I think you’ve created some of the most intimate and objectively candid images of daily life in some of these places that don't exist anymore, whether they were erased by force like KWC or the parts of Shanghai that were left behind, or erased by time like Vancouver of the 70’s and 80’s. There is so much to learn and take away from these photographs beyond the hard historical facts because you’re given the ability to see life from the inside perspective.

  •  That was one of the fundamental things that my colleague Ian and I were trying to do. We didn't know each other until we were both introduced through being interested in KWC. The first thing I understood about the place after getting over the physical, psychedelic fantasy of the physical structure, was that it was just a normal place where people were trying to live lives and raise families. It's not like it's a huge enlightenment to say that, but it ran counter to what everyone was saying about the place. The only information about the place was that it was dangerous, full of the vices of society, the drugs, prostitution, gambling; it was the old fashioned moral judgment about a bad neighbourhood. The reputation continues even after the reality was changed. And all those things were true about KWC, but when I started photographing there in the 80’s, it was just people trying to live their lives. Seeing that and understanding that was so different from everything we’ve heard about the place. 

    You could try to make the place worse than it was by continuing to focus on its history and making it look like this horrible den of iniquity, in which some journalists and documentary filmmakers continued to do into the 80’s, really astonishingly. They refused to believe what was in front of their eyes and tried to cram this place into the outdated notion of the Walled City. It was full of families and people trying to make a living in really grim conditions.

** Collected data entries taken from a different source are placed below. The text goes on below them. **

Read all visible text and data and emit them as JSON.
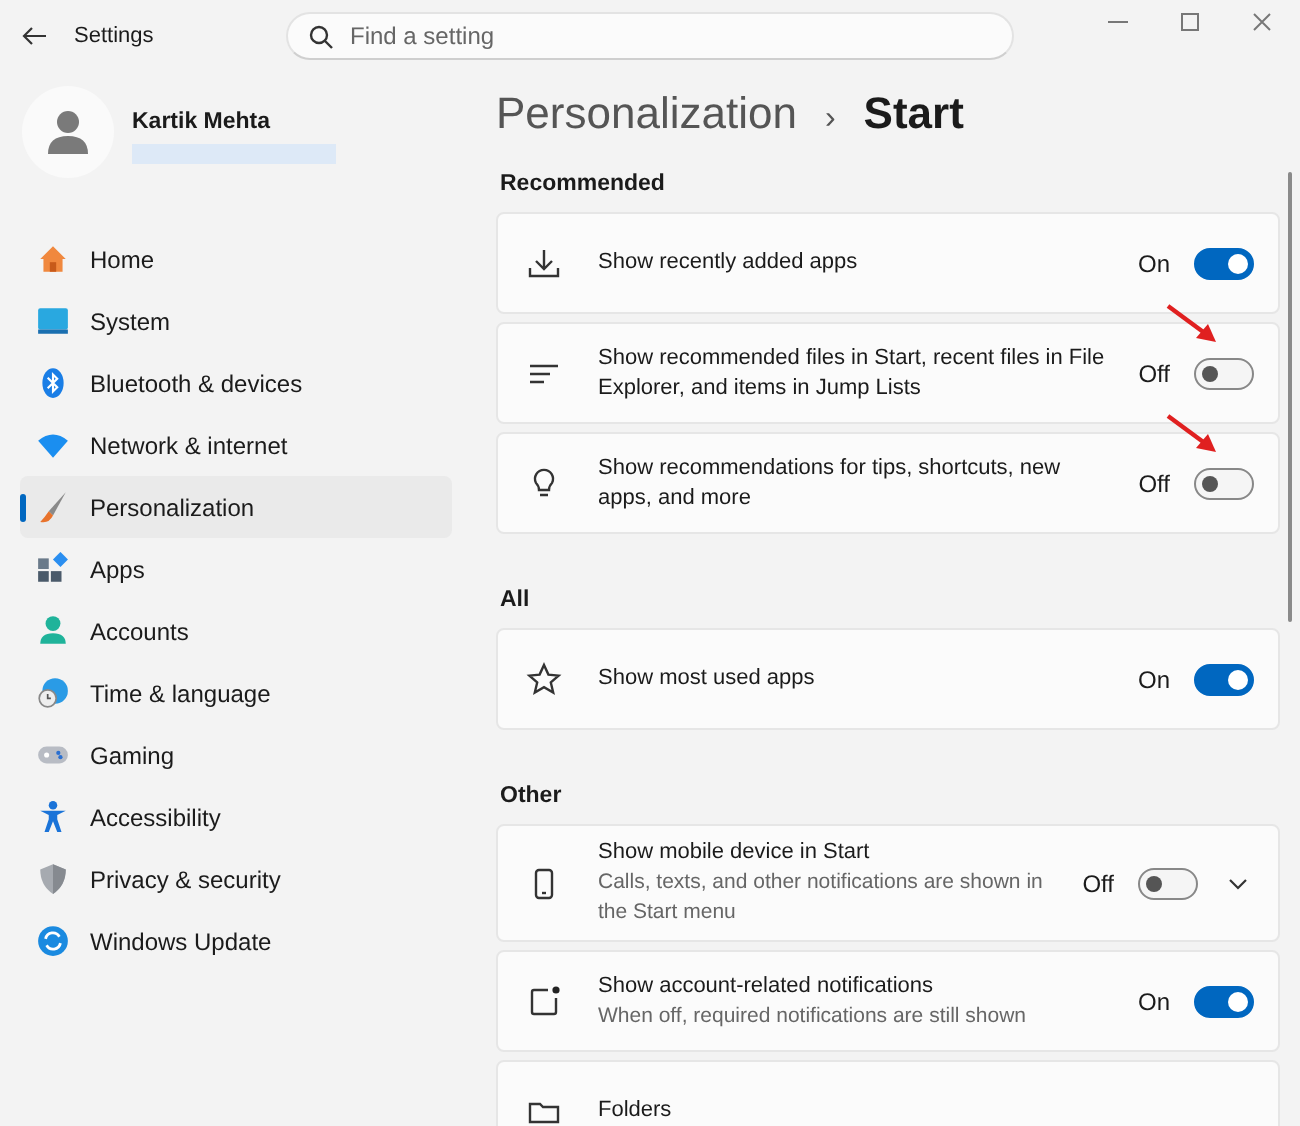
{
  "window": {
    "title": "Settings"
  },
  "search": {
    "placeholder": "Find a setting"
  },
  "user": {
    "name": "Kartik Mehta"
  },
  "nav": [
    {
      "label": "Home",
      "selected": false
    },
    {
      "label": "System",
      "selected": false
    },
    {
      "label": "Bluetooth & devices",
      "selected": false
    },
    {
      "label": "Network & internet",
      "selected": false
    },
    {
      "label": "Personalization",
      "selected": true
    },
    {
      "label": "Apps",
      "selected": false
    },
    {
      "label": "Accounts",
      "selected": false
    },
    {
      "label": "Time & language",
      "selected": false
    },
    {
      "label": "Gaming",
      "selected": false
    },
    {
      "label": "Accessibility",
      "selected": false
    },
    {
      "label": "Privacy & security",
      "selected": false
    },
    {
      "label": "Windows Update",
      "selected": false
    }
  ],
  "breadcrumb": {
    "parent": "Personalization",
    "separator": "›",
    "current": "Start"
  },
  "sections": [
    {
      "title": "Recommended",
      "rows": [
        {
          "kind": "toggle",
          "title": "Show recently added apps",
          "state_label": "On",
          "on": true,
          "annotated": false
        },
        {
          "kind": "toggle",
          "title": "Show recommended files in Start, recent files in File Explorer, and items in Jump Lists",
          "state_label": "Off",
          "on": false,
          "annotated": true
        },
        {
          "kind": "toggle",
          "title": "Show recommendations for tips, shortcuts, new apps, and more",
          "state_label": "Off",
          "on": false,
          "annotated": true
        }
      ]
    },
    {
      "title": "All",
      "rows": [
        {
          "kind": "toggle",
          "title": "Show most used apps",
          "state_label": "On",
          "on": true,
          "annotated": false
        }
      ]
    },
    {
      "title": "Other",
      "rows": [
        {
          "kind": "expander",
          "title": "Show mobile device in Start",
          "subtitle": "Calls, texts, and other notifications are shown in the Start menu",
          "state_label": "Off",
          "on": false,
          "annotated": false
        },
        {
          "kind": "toggle",
          "title": "Show account-related notifications",
          "subtitle": "When off, required notifications are still shown",
          "state_label": "On",
          "on": true,
          "annotated": false
        },
        {
          "kind": "link",
          "title": "Folders"
        }
      ]
    }
  ]
}
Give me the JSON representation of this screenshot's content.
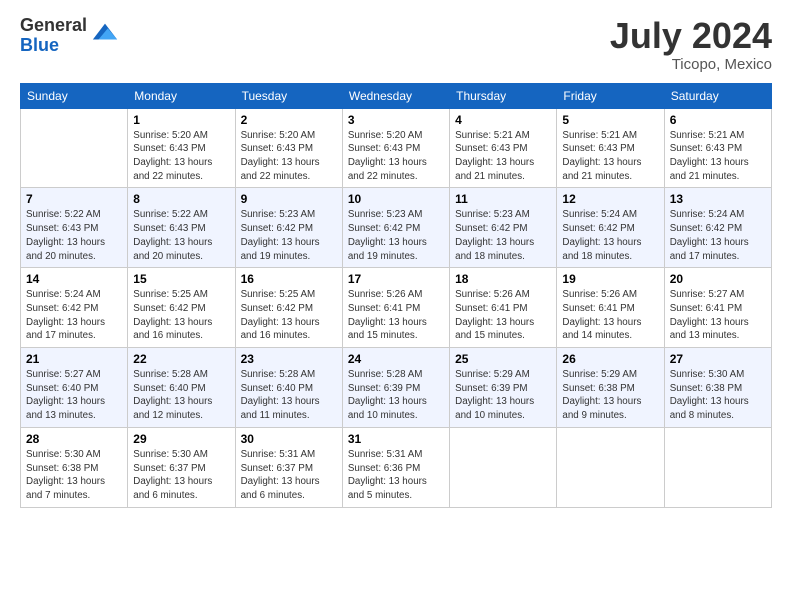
{
  "header": {
    "logo_general": "General",
    "logo_blue": "Blue",
    "month_title": "July 2024",
    "location": "Ticopo, Mexico"
  },
  "days_of_week": [
    "Sunday",
    "Monday",
    "Tuesday",
    "Wednesday",
    "Thursday",
    "Friday",
    "Saturday"
  ],
  "weeks": [
    [
      {
        "day": "",
        "info": ""
      },
      {
        "day": "1",
        "info": "Sunrise: 5:20 AM\nSunset: 6:43 PM\nDaylight: 13 hours\nand 22 minutes."
      },
      {
        "day": "2",
        "info": "Sunrise: 5:20 AM\nSunset: 6:43 PM\nDaylight: 13 hours\nand 22 minutes."
      },
      {
        "day": "3",
        "info": "Sunrise: 5:20 AM\nSunset: 6:43 PM\nDaylight: 13 hours\nand 22 minutes."
      },
      {
        "day": "4",
        "info": "Sunrise: 5:21 AM\nSunset: 6:43 PM\nDaylight: 13 hours\nand 21 minutes."
      },
      {
        "day": "5",
        "info": "Sunrise: 5:21 AM\nSunset: 6:43 PM\nDaylight: 13 hours\nand 21 minutes."
      },
      {
        "day": "6",
        "info": "Sunrise: 5:21 AM\nSunset: 6:43 PM\nDaylight: 13 hours\nand 21 minutes."
      }
    ],
    [
      {
        "day": "7",
        "info": "Sunrise: 5:22 AM\nSunset: 6:43 PM\nDaylight: 13 hours\nand 20 minutes."
      },
      {
        "day": "8",
        "info": "Sunrise: 5:22 AM\nSunset: 6:43 PM\nDaylight: 13 hours\nand 20 minutes."
      },
      {
        "day": "9",
        "info": "Sunrise: 5:23 AM\nSunset: 6:42 PM\nDaylight: 13 hours\nand 19 minutes."
      },
      {
        "day": "10",
        "info": "Sunrise: 5:23 AM\nSunset: 6:42 PM\nDaylight: 13 hours\nand 19 minutes."
      },
      {
        "day": "11",
        "info": "Sunrise: 5:23 AM\nSunset: 6:42 PM\nDaylight: 13 hours\nand 18 minutes."
      },
      {
        "day": "12",
        "info": "Sunrise: 5:24 AM\nSunset: 6:42 PM\nDaylight: 13 hours\nand 18 minutes."
      },
      {
        "day": "13",
        "info": "Sunrise: 5:24 AM\nSunset: 6:42 PM\nDaylight: 13 hours\nand 17 minutes."
      }
    ],
    [
      {
        "day": "14",
        "info": "Sunrise: 5:24 AM\nSunset: 6:42 PM\nDaylight: 13 hours\nand 17 minutes."
      },
      {
        "day": "15",
        "info": "Sunrise: 5:25 AM\nSunset: 6:42 PM\nDaylight: 13 hours\nand 16 minutes."
      },
      {
        "day": "16",
        "info": "Sunrise: 5:25 AM\nSunset: 6:42 PM\nDaylight: 13 hours\nand 16 minutes."
      },
      {
        "day": "17",
        "info": "Sunrise: 5:26 AM\nSunset: 6:41 PM\nDaylight: 13 hours\nand 15 minutes."
      },
      {
        "day": "18",
        "info": "Sunrise: 5:26 AM\nSunset: 6:41 PM\nDaylight: 13 hours\nand 15 minutes."
      },
      {
        "day": "19",
        "info": "Sunrise: 5:26 AM\nSunset: 6:41 PM\nDaylight: 13 hours\nand 14 minutes."
      },
      {
        "day": "20",
        "info": "Sunrise: 5:27 AM\nSunset: 6:41 PM\nDaylight: 13 hours\nand 13 minutes."
      }
    ],
    [
      {
        "day": "21",
        "info": "Sunrise: 5:27 AM\nSunset: 6:40 PM\nDaylight: 13 hours\nand 13 minutes."
      },
      {
        "day": "22",
        "info": "Sunrise: 5:28 AM\nSunset: 6:40 PM\nDaylight: 13 hours\nand 12 minutes."
      },
      {
        "day": "23",
        "info": "Sunrise: 5:28 AM\nSunset: 6:40 PM\nDaylight: 13 hours\nand 11 minutes."
      },
      {
        "day": "24",
        "info": "Sunrise: 5:28 AM\nSunset: 6:39 PM\nDaylight: 13 hours\nand 10 minutes."
      },
      {
        "day": "25",
        "info": "Sunrise: 5:29 AM\nSunset: 6:39 PM\nDaylight: 13 hours\nand 10 minutes."
      },
      {
        "day": "26",
        "info": "Sunrise: 5:29 AM\nSunset: 6:38 PM\nDaylight: 13 hours\nand 9 minutes."
      },
      {
        "day": "27",
        "info": "Sunrise: 5:30 AM\nSunset: 6:38 PM\nDaylight: 13 hours\nand 8 minutes."
      }
    ],
    [
      {
        "day": "28",
        "info": "Sunrise: 5:30 AM\nSunset: 6:38 PM\nDaylight: 13 hours\nand 7 minutes."
      },
      {
        "day": "29",
        "info": "Sunrise: 5:30 AM\nSunset: 6:37 PM\nDaylight: 13 hours\nand 6 minutes."
      },
      {
        "day": "30",
        "info": "Sunrise: 5:31 AM\nSunset: 6:37 PM\nDaylight: 13 hours\nand 6 minutes."
      },
      {
        "day": "31",
        "info": "Sunrise: 5:31 AM\nSunset: 6:36 PM\nDaylight: 13 hours\nand 5 minutes."
      },
      {
        "day": "",
        "info": ""
      },
      {
        "day": "",
        "info": ""
      },
      {
        "day": "",
        "info": ""
      }
    ]
  ]
}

Do you see yourself more in the role of a historian or a novelist?

  • I wouldn’t say historian because I had no interest in my pictures being made for some sort of historical record. I always made the pictures of now, for now. And I never, especially when I was young, considered, “Oh this would be interesting in 20 or 30 years.” That was absolutely the last thing on my mind. But it's interesting to say novelist, because that probably comes close to what matches, a novelistic impulse to photograph the world, but it's not exactly reality. It's fictionalized through the lens of you. And that’s very different from the journalistic impulse to show the audience what is happening. 

    I certainly wanted to share the work, but I did not know how to do that, especially pre-internet. How would you get anything out there? I think it's a really good choice to call it a novelistic impulse. And indeed, I was reading a lot of novels at the time that kind of felt closer to what I was doing and what I wanted to do, that the pictures that were out there at the time that you would come across. It was a much smaller environment to be looking at images, and very few places to look at Photography with a capital P.

What’s your relationship like with the internet today?

  • I think it's a part of life now, inescapable for everybody. I'm a little bit of a late joiner for social media, but some years ago, rather than posting phone pictures, I started posting my scanned photographs. And I started with what was my ‘real work,’ rather than personal work (except the old ones). I did it as a way to find out about Instagram, and show my early work. And it's snowballed, so it's a part of my day or my week, to post about the things that I’m photographing or things that I’ve scanned in my archives. It’s an ongoing meandering of my pictures.